Arbeiten unter den Brücken

Bevor die Gleishilfsbrücken im Oktober installiert werden, müsse an ihrer Stelle der Tunnelverbau mittels Spund- und anschließend Schlitzwänden laufen, erläutert Häberle. „Drei Meter tief müssen wir dort vorher ausheben. Außerdem müssen die Röhrchen für die Injektion der abdichtenden Gelsohle sowie die erste Ankerlage für die Grubenwände gesetzt sein“, erklärt Häberle.

Diese Arbeitsschritte seien wegen des Einsatzes von Großgeräten wie dem Schlitzwandgreifer nicht unter den provisorischen Brücken möglich.

Für die Betonage des Tunneldeckels im Sommer 2019 müssten die Gleise also voraussichtlich ein knappes Jahr später wieder gesperrt werden.

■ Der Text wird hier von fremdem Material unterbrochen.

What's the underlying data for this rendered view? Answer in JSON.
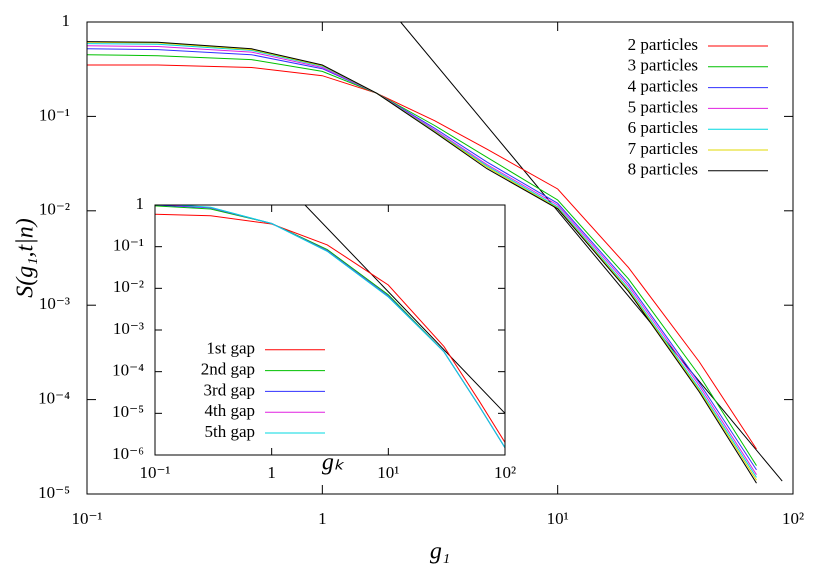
{
  "chart_data": [
    {
      "type": "line",
      "x_label": "g₁",
      "y_label": "S(g₁,t|n)",
      "log_x": true,
      "log_y": true,
      "xlim": [
        0.1,
        100
      ],
      "ylim": [
        1e-05,
        1
      ],
      "xticks": [
        {
          "value": 0.1,
          "label": "10⁻¹"
        },
        1,
        {
          "value": 10,
          "label": "10¹"
        },
        {
          "value": 100,
          "label": "10²"
        }
      ],
      "yticks": [
        {
          "value": 1e-05,
          "label": "10⁻⁵"
        },
        {
          "value": 0.0001,
          "label": "10⁻⁴"
        },
        {
          "value": 0.001,
          "label": "10⁻³"
        },
        {
          "value": 0.01,
          "label": "10⁻²"
        },
        {
          "value": 0.1,
          "label": "10⁻¹"
        },
        1
      ],
      "legend": "upper right",
      "x": [
        0.1,
        0.2,
        0.5,
        1,
        1.7,
        3,
        5,
        10,
        20,
        40,
        70
      ],
      "series": [
        {
          "name": "2 particles",
          "color": "#ff0000",
          "values": [
            0.35,
            0.35,
            0.33,
            0.27,
            0.176,
            0.09,
            0.045,
            0.017,
            0.0025,
            0.00025,
            3e-05
          ]
        },
        {
          "name": "3 particles",
          "color": "#00c000",
          "values": [
            0.45,
            0.44,
            0.4,
            0.3,
            0.176,
            0.08,
            0.037,
            0.013,
            0.0019,
            0.00018,
            2e-05
          ]
        },
        {
          "name": "4 particles",
          "color": "#3030ff",
          "values": [
            0.52,
            0.51,
            0.45,
            0.32,
            0.176,
            0.075,
            0.033,
            0.012,
            0.0017,
            0.00015,
            1.8e-05
          ]
        },
        {
          "name": "5 particles",
          "color": "#e020e0",
          "values": [
            0.56,
            0.55,
            0.48,
            0.33,
            0.176,
            0.072,
            0.031,
            0.0115,
            0.0016,
            0.00014,
            1.6e-05
          ]
        },
        {
          "name": "6 particles",
          "color": "#00d8e0",
          "values": [
            0.59,
            0.58,
            0.5,
            0.34,
            0.176,
            0.07,
            0.03,
            0.011,
            0.0015,
            0.00013,
            1.5e-05
          ]
        },
        {
          "name": "7 particles",
          "color": "#e0d800",
          "values": [
            0.61,
            0.6,
            0.51,
            0.345,
            0.176,
            0.069,
            0.029,
            0.0107,
            0.00145,
            0.000125,
            1.4e-05
          ]
        },
        {
          "name": "8 particles",
          "color": "#000000",
          "values": [
            0.62,
            0.61,
            0.52,
            0.35,
            0.176,
            0.068,
            0.028,
            0.0105,
            0.0014,
            0.00012,
            1.3e-05
          ]
        }
      ],
      "lines": [
        {
          "color": "#000000",
          "x": [
            2.15,
            90
          ],
          "values": [
            1,
            1.37e-05
          ]
        }
      ]
    },
    {
      "type": "line",
      "x_label": "gₖ",
      "log_x": true,
      "log_y": true,
      "xlim": [
        0.1,
        100
      ],
      "ylim": [
        1e-06,
        1
      ],
      "xticks": [
        {
          "value": 0.1,
          "label": "10⁻¹"
        },
        1,
        {
          "value": 10,
          "label": "10¹"
        },
        {
          "value": 100,
          "label": "10²"
        }
      ],
      "yticks": [
        {
          "value": 1e-06,
          "label": "10⁻⁶"
        },
        {
          "value": 1e-05,
          "label": "10⁻⁵"
        },
        {
          "value": 0.0001,
          "label": "10⁻⁴"
        },
        {
          "value": 0.001,
          "label": "10⁻³"
        },
        {
          "value": 0.01,
          "label": "10⁻²"
        },
        {
          "value": 0.1,
          "label": "10⁻¹"
        },
        1
      ],
      "legend": "lower left",
      "x": [
        0.1,
        0.3,
        1,
        3,
        10,
        30,
        60,
        100
      ],
      "series": [
        {
          "name": "1st gap",
          "color": "#ff0000",
          "values": [
            0.6,
            0.55,
            0.35,
            0.11,
            0.012,
            0.0004,
            2e-05,
            2e-06
          ]
        },
        {
          "name": "2nd gap",
          "color": "#00c000",
          "values": [
            0.95,
            0.8,
            0.36,
            0.085,
            0.007,
            0.0003,
            1.5e-05,
            1.5e-06
          ]
        },
        {
          "name": "3rd gap",
          "color": "#3030ff",
          "values": [
            1.0,
            0.85,
            0.36,
            0.08,
            0.0065,
            0.0003,
            1.5e-05,
            1.5e-06
          ]
        },
        {
          "name": "4th gap",
          "color": "#e020e0",
          "values": [
            1.05,
            0.87,
            0.36,
            0.078,
            0.0063,
            0.0003,
            1.5e-05,
            1.5e-06
          ]
        },
        {
          "name": "5th gap",
          "color": "#00d8e0",
          "values": [
            1.08,
            0.88,
            0.36,
            0.077,
            0.0062,
            0.0003,
            1.5e-05,
            1.5e-06
          ]
        }
      ],
      "lines": [
        {
          "color": "#000000",
          "x": [
            1.93,
            100
          ],
          "values": [
            1,
            1e-05
          ]
        }
      ]
    }
  ]
}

Sobald dann am Mendelssohnplatz das neue Gleiskreuz für die Strecke Fritz-Erler-Straße/Rüppurrer Straße sowie die neue oberirdische Straßenbahntrasse in der Kriegsstraße eingebaut ist, werden die Kombi-Bau-Koordinatoren Banschbach, Häberle und Lohmeyer die letzte Baustufe zünden: Ist die östliche Nord-Süd-Gleisachse über den Mendelssohnplatz wieder dauerhaft frei, dann erst darf die westliche Nord-Süd-Achse durch die Karlstraße gesperrt werden.

Schlusspunkt am Karlstor

Am Karlstor lassen die drei Koordinatoren dann 2020/2021 das gleiche Schauspiel wie am Mendelssohnplatz 2018/2019 folgen. Da müsste nach heute gültigem Plan der Kasig Ende 2020 „bereits“ die U-Strab in Betrieb sein. Deren Südabzweig bringt das unterirdische Comeback der mittleren Nord-Süd-Achse Karl-Friedrich-Straße/Ettlinger Straße.

Verkehrsknoten Karlstor
KNACKPUNKT KARLSTOR: Dieser Knoten wird beim Umbau der Kriegsstraße zuletzt angepackt. | Foto: jodo

Die U-Strab könnte also 2021 in der Schlussphase des Autotunnelbaus in der Kriegsstraße die Verkehrslage entspannen. Angesichts der Komplexität der beiden Kombi-Bauprojekte halten Experten aber mittlerweile auch einen Fertigstellungstermin für beide Kombi-Teile erst Mitte 2022 für gut möglich.